Is that it?
Never thought I'd be in this situation.
I can't eat what I want anymore.
More specifically, I barely can eat anything.
Food always has been a joy for me. The taste of pasta with rich tomato sauce. A slice of chocolate cake while watching Masterpiece Theatre on a quiet Sunday night. Going to breakfast with a good friend and chatting over Eggs Benedict.
I've had digestive issues since I was child. My earliest memories are of me straining on the toilet, my mother dispensing suppositories to me to unblock my poop. Enemas, those I had as well as a child.
However, I never knew that constipation wasn't normal. It wasn't until I became a teenager that I realized that other people didn't struggle with their bowels.
Fast forward to me as a young adult. In my mid-20's, I developed horrific acid reflux which still afflicts me today. My chronic constipation is diagnosed as something called Irritable Bowel System. The relfux and IBS seem to flare up together.
From then through my 30s and 40s, I still ate whatever I wanted. I suffered the consequences, but they weren't so bad back then.
That changed in my 50s. My stomach pain was getting worse. And my irritable bowel got out of control.
About a year ago, I started having pain around my belly button. And I started to get chest pains. I went to the ER several times for it. Each time, the doctor looked at me, smiled and said, "It's GERD and IBS. Here's a GI cocktail and a Bentyl. Are you under stress?"
A few months ago, my reflux got worse. I started to having bouts where I would choke, mostly happening at night. I had one bout where I choked and a little bit of food flew out of my mouth. The acid that washed up my throat felt like pure fire.
On the IBS side, instead of my usual constipation, I was having frequent, painful bowel movements. I also started to have a small bit of bowel leakage.
I thought, "What the heck is this?"
It got worse. Three weeks ago, my stomach pain became unbearable. I felt like I had a balloon in my abdomen that kept expanding and deflating that hurt my guts. At the same time, I had horrible lower back pain.

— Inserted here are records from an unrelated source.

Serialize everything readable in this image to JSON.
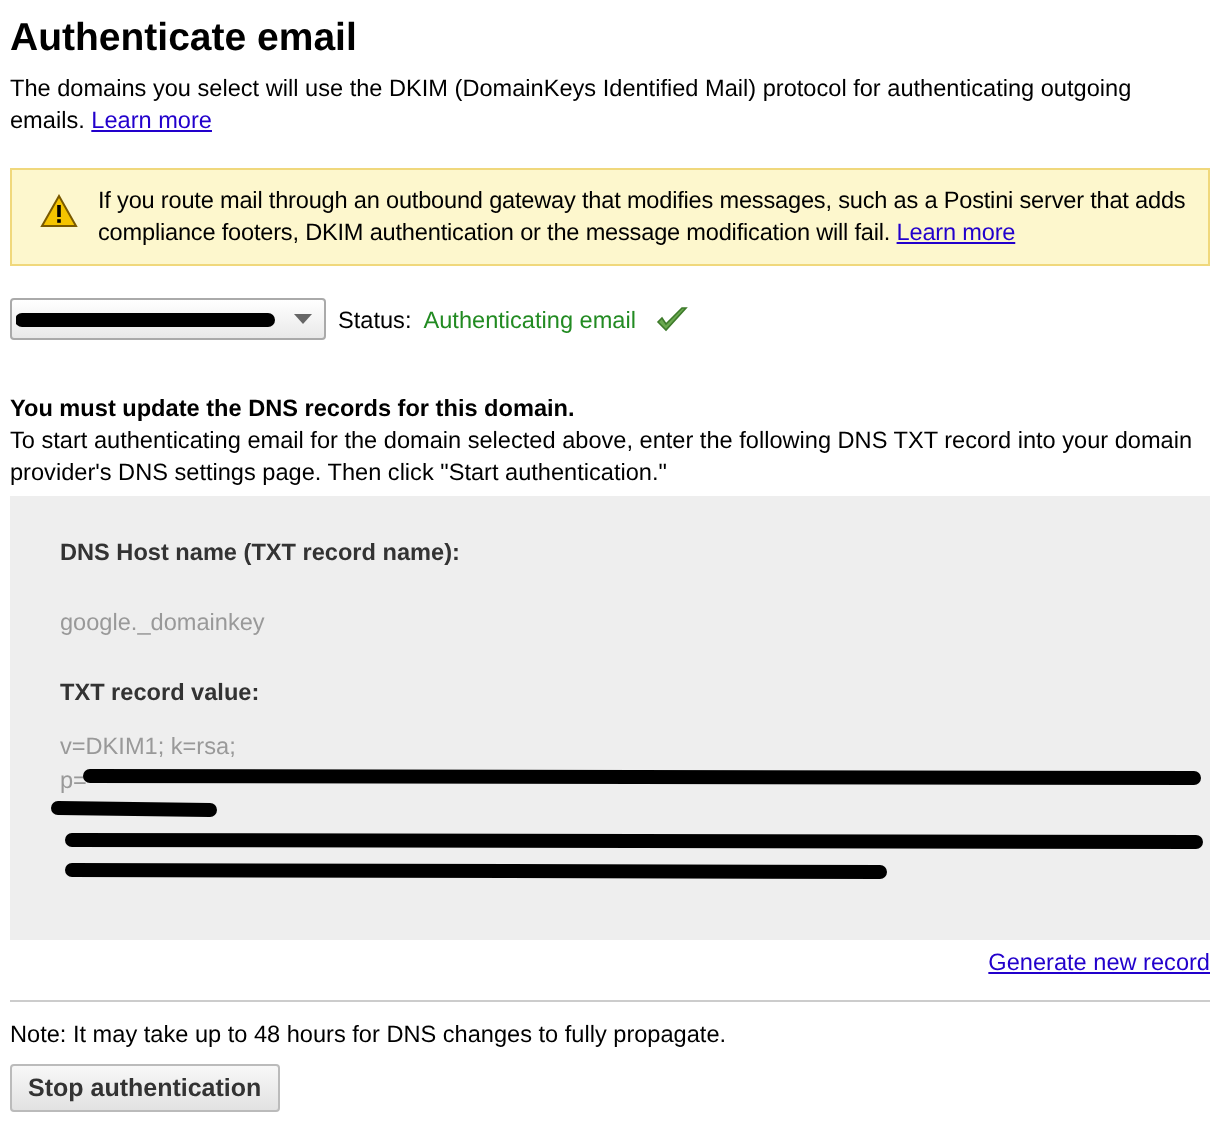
{
  "title": "Authenticate email",
  "intro": {
    "text": "The domains you select will use the DKIM (DomainKeys Identified Mail) protocol for authenticating outgoing emails.",
    "link": "Learn more"
  },
  "warning": {
    "text": "If you route mail through an outbound gateway that modifies messages, such as a Postini server that adds compliance footers, DKIM authentication or the message modification will fail.",
    "link": "Learn more"
  },
  "status": {
    "label": "Status:",
    "value": "Authenticating email",
    "ok": true
  },
  "instructions": {
    "heading": "You must update the DNS records for this domain.",
    "text": "To start authenticating email for the domain selected above, enter the following DNS TXT record into your domain provider's DNS settings page. Then click \"Start authentication.\""
  },
  "record": {
    "host_label": "DNS Host name (TXT record name):",
    "host_value": "google._domainkey",
    "value_label": "TXT record value:",
    "value_lines": [
      "v=DKIM1; k=rsa;",
      "p="
    ]
  },
  "generate_link": "Generate new record",
  "note": "Note: It may take up to 48 hours for DNS changes to fully propagate.",
  "button": "Stop authentication"
}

I went to my current doctor. She pushed on my lower and upper abdomen. I told her that it all hurt. She said, "Hmmm, did you eat something that didn't agree with you?" I told her about all of my symptoms and she said, "Keep taking your Pepcid."
Huh? Is that it?
I've been back to the doctor three or four times since then. I had a CT scan of my abdomen with contrast. Result -- "nothing remarkable."
My doctor also recommended that I go to psychiatry. Doctors often do this with women like me, women of a certain age who have IBS and GERD.
I went to my appointment last week. Nice guy. We talked. It didn't do much for my stomach pain. That said, out of desperation I started doing mindfulness meditation.
I'd drink toilet water if I thought it would stop the pain (sorry to be gross).
My painful bowels and out of control acid reflux have forced me to cut out practically everything that I previously ate. I have lost the desire actually consume them.
I've lost 10 lbs. in two weeks. Not good, although I actually needed to lose weight. This isn't the way that I wanted to do it. I'd rather struggle with food cravings than be repulsed.
I barely eat 500 calories, if that, these days. It feels like food has become my enemy.
I asked my doctor again to get me a consult to a GI doc. I'm scheduled for an endoscopy in a few days.
I'm scared but I want to find out why this is happening to me.